Nurse practitioners at their biennial conference questioned Health Minister Dr David Clark about the Government’s funding priorities for NPs and called for targeted funding to grow more rural, Māori and aged care NPs.
It was the first time a health minister had addressed a Nurse Practitioners New Zealand (NPNZ) conference and a number of NPs from across the country grabbed the chance to highlight concerns when he spoke at the conference yesterday.
Far north NP Pauline (Polly) Brennan called for more targeted funding to train more Māori and rural NPs to address needs like those in Northland where there were GPs in their 70s unable to retire because there was no-one to replace them. She also spoke out about housing needs for people returning to the north with some being unable to access insulation funding because their shack-like homes are unlined. “If they have a blue tarpaulin from the Warehouse up as part of their wall they are not going to get any insulation”.
Clark said he would make no budget commitments on the spot and a first step would be to boost the Māori RN nursing workforce; but he would look at Brennan’s call for targeted NP funding as a Government priority was to tackle health inequalities as well as address housing issues.
Bay of Plenty Aged Care NP Louise Fowler spoke up about the impact of boosting DHB nursing funding and staff was having on the already stretched residential aged care sector which struggles to hold nursing staff. She said there were real inequities in nursing staffing levels for rest home and hospital level patients and her vision was for every facility to have an NP to support and inspire new graduates and other nurses to see how ‘sexy’, complex and satisfying nursing in the aged care sector was. Clark said the marked funding disparities between the DHB and non-DHB health were an issue the Government was looking at.

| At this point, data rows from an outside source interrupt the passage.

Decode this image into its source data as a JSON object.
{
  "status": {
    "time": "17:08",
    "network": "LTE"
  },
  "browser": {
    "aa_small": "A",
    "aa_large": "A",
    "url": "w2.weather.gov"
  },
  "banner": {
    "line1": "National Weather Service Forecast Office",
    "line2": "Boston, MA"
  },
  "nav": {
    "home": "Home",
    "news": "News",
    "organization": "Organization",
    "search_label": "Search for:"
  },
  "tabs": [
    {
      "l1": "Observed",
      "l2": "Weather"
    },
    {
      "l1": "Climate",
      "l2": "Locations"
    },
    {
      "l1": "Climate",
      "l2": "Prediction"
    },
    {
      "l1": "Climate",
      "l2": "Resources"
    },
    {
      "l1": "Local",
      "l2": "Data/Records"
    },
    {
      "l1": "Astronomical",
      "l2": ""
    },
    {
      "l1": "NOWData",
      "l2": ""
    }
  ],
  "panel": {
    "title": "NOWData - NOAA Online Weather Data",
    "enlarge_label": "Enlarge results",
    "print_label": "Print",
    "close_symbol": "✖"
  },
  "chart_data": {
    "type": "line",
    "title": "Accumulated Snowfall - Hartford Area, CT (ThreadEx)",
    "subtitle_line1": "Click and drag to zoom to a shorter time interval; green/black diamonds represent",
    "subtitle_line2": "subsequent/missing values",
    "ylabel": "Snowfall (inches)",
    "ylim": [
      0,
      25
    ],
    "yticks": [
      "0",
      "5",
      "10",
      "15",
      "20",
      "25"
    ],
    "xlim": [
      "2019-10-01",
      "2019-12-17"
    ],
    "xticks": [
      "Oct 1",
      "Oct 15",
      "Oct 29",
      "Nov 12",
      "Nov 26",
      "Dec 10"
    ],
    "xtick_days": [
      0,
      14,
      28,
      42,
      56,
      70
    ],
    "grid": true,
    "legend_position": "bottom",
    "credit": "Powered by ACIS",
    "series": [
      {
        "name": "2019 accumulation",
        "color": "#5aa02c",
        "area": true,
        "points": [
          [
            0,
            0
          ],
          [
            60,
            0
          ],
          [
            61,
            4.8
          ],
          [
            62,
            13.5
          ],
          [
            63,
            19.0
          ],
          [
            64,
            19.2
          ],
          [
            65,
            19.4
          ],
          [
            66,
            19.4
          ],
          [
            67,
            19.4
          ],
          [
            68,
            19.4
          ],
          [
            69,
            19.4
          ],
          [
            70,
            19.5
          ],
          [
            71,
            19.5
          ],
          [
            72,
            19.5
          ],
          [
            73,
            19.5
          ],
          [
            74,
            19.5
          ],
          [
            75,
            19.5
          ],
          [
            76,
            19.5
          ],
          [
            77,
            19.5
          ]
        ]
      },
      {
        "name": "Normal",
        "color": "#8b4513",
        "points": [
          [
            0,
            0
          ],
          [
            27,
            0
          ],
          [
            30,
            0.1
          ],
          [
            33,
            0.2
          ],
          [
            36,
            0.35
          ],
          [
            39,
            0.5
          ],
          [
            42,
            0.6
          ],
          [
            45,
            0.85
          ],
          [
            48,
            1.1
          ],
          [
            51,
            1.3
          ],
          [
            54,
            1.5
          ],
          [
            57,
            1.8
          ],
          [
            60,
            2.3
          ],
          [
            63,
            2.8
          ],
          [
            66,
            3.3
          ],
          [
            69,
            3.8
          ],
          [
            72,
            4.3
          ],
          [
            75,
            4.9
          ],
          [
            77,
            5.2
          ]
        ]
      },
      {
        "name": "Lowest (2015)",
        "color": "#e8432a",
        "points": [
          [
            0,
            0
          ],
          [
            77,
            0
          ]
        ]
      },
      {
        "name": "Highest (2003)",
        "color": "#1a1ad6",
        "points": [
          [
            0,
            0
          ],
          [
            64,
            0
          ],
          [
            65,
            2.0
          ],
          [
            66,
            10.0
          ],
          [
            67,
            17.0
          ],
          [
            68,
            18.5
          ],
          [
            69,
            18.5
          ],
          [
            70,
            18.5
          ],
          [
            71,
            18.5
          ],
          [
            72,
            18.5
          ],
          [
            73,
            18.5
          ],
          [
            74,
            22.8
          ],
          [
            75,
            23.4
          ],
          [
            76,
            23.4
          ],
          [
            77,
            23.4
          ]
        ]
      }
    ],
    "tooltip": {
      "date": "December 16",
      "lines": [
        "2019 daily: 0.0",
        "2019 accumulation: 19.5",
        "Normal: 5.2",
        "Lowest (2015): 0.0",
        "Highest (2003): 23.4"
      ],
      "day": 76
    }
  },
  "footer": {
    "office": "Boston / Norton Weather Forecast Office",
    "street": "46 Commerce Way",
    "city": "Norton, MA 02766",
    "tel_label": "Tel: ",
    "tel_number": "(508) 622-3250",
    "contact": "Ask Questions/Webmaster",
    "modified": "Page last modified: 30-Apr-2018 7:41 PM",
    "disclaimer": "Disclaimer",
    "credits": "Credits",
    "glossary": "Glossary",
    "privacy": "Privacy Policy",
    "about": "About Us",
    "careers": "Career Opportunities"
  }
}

Other NPs and NP interns expressed concern about support for Pacific NPs and issues with being knocked back by DHBs from pursing NP training in a secondary health specialty as the DHBs were saying training primary health NPs was the priority. “If that is the message you are getting that is wrong in my view,” said Clark who told the conference that in his view New Zealand should be training NPs “across the spectrum” of healthcare.
Set pathways for NP and RN careers needed, says minister
Clark in his address to the conference said he had been asked to speak about health’s future but wanted first to acknowledge the challenges of the past for NPs including barriers that hindered their ability to work to the full breadth of their skills and competence.
“Initially the New Zealand health environment – including policy, regulation and legislation – simply wasn’t ready for you. And over time many of these barriers have been broken down. And I know many of you in this room will have worked tirelessly to make that so.”
Clark said he was aware the conference audience included RN prescribers and NP interns and wanted to acknowledge the Nursing Council’s leadership in implementing RN prescribing and smoothing the transition from RN prescriber to NP. “We need set pathways for career development for nurses.”
“However it has been disappointing to hear that some qualified NPs are not employed in that role currently,” said Clark.
“I am asking more district health boards to put more emphasis on professional development for nurse practitioners. I want them to take a more strategic approach to nursing, career development and the employment of NPs in the future. And I’ve had a few conversations with the Director General of Health about precisely this.”
“It’s important that health professionals can reach their full potential and work to the full extent of their skills and scope.”
He also called on NPs to share their expertise with major Health and Disability System Review (established nearly a year ago) currently underway to ensure public health services were sustainable into the future but also to gain greater health equity for all New Zealanders.
Clark told the conference that the Government’s response to last year’s Mental Health and Additions Inquiry was due at the end of the month.
“While some things can be addressed in a relatively short-time many of the issues we face will take many years to address,” said Clark. “As an example you can’t magic up a senior nurse overnight…and in the area of mental health I think we need quite a few more. And I expect NPs to have a major role to play in the work around mental health and addictions.”
He also highlighted that the cost of health care remains a barrier to health equity with the last National Health Survey showing close to 600,000 New Zealanders said they couldn’t visit primary care due to cost – about 15 per cent of the adult population. “For Māori its worse with 1 in five (20%) Māori adults saying they couldn’t visit their general practice because of cost. It’s unacceptable”.
Funding for cheaper general practice visits was put in place from December 1 and Clark said he hoped primary health NPs were already seeing some improvement in access as a result.
He ended his speech by saying he believed NPs were an incredibly valuable workforce that made a real difference to the health and wellbeing of New Zealanders.
“And you have an important role in helping the Government to achieve its priorities – particularly in achieving equity because of your reach into our communities.”